Now, the couscous. Not only is it easier to prepare than rice, its texture goes together better with prawns, and the way it adheres to them gives a better visual impact.

To make couscous simply put about a quarter of a cupful per person into a... er... cup, and cover with freshly boiled water, and give a dash more for good measure. And just let it stand for five minutes! (Should there be no water visible on the surface after two minutes, add a dash more boiling water.)

Once the prawns have cooked through, put in the couscous and mix in. That's nearly it - warm it all through and just garnish at the last minute with freshly cut coriander (I love the stuff!) and serve into a pre-heated bowl.

Drink-wise, a super Portuguese dry white has just appeared in the local Biedronka (owned by Portuguese Jeronimo Martins Distribution), called Barbeitos. At last, five months after opening its store in Jeziorki, Biedronka offers a decent Portuguese wine. To go with this shellfish meal - excellent.

Click on the photo below, of the finished meal; bring your face close to your screen and smell it...
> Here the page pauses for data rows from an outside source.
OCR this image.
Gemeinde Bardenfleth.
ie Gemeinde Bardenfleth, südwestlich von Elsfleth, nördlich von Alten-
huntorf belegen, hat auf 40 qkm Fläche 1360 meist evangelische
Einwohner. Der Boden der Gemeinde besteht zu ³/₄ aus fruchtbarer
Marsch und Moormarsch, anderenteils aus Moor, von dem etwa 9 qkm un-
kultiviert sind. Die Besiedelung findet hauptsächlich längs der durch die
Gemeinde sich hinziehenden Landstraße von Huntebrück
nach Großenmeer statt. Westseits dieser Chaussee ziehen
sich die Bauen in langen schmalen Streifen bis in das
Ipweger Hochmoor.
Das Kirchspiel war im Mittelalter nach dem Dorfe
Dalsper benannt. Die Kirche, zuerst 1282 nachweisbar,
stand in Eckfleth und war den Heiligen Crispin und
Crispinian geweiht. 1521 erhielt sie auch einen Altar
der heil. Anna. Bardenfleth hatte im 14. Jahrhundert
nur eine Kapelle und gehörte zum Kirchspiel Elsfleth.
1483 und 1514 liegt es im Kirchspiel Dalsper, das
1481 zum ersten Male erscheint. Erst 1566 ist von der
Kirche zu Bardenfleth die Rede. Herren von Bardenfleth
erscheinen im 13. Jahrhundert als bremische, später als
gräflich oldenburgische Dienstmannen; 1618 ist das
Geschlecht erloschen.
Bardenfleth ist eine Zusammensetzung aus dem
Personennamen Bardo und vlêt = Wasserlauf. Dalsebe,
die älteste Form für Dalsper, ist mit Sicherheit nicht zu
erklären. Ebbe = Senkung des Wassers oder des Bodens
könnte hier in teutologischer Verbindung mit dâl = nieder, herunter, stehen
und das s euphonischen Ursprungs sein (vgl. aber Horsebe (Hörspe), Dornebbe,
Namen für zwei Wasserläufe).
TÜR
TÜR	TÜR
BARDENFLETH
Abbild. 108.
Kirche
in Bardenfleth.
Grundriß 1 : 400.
Note the way the couscous clings to the prawns - I used to make this meal with rice, but couscous is a far superior accompaniment, even compared to the fineft Basmati rice. Other than peeling the prawns, very quick to prepare and phenomenally tasty.

1 comment:

Anonymous said...

you should start a regular cooking blog - your serving suggestion photograph and description is mouth-watering!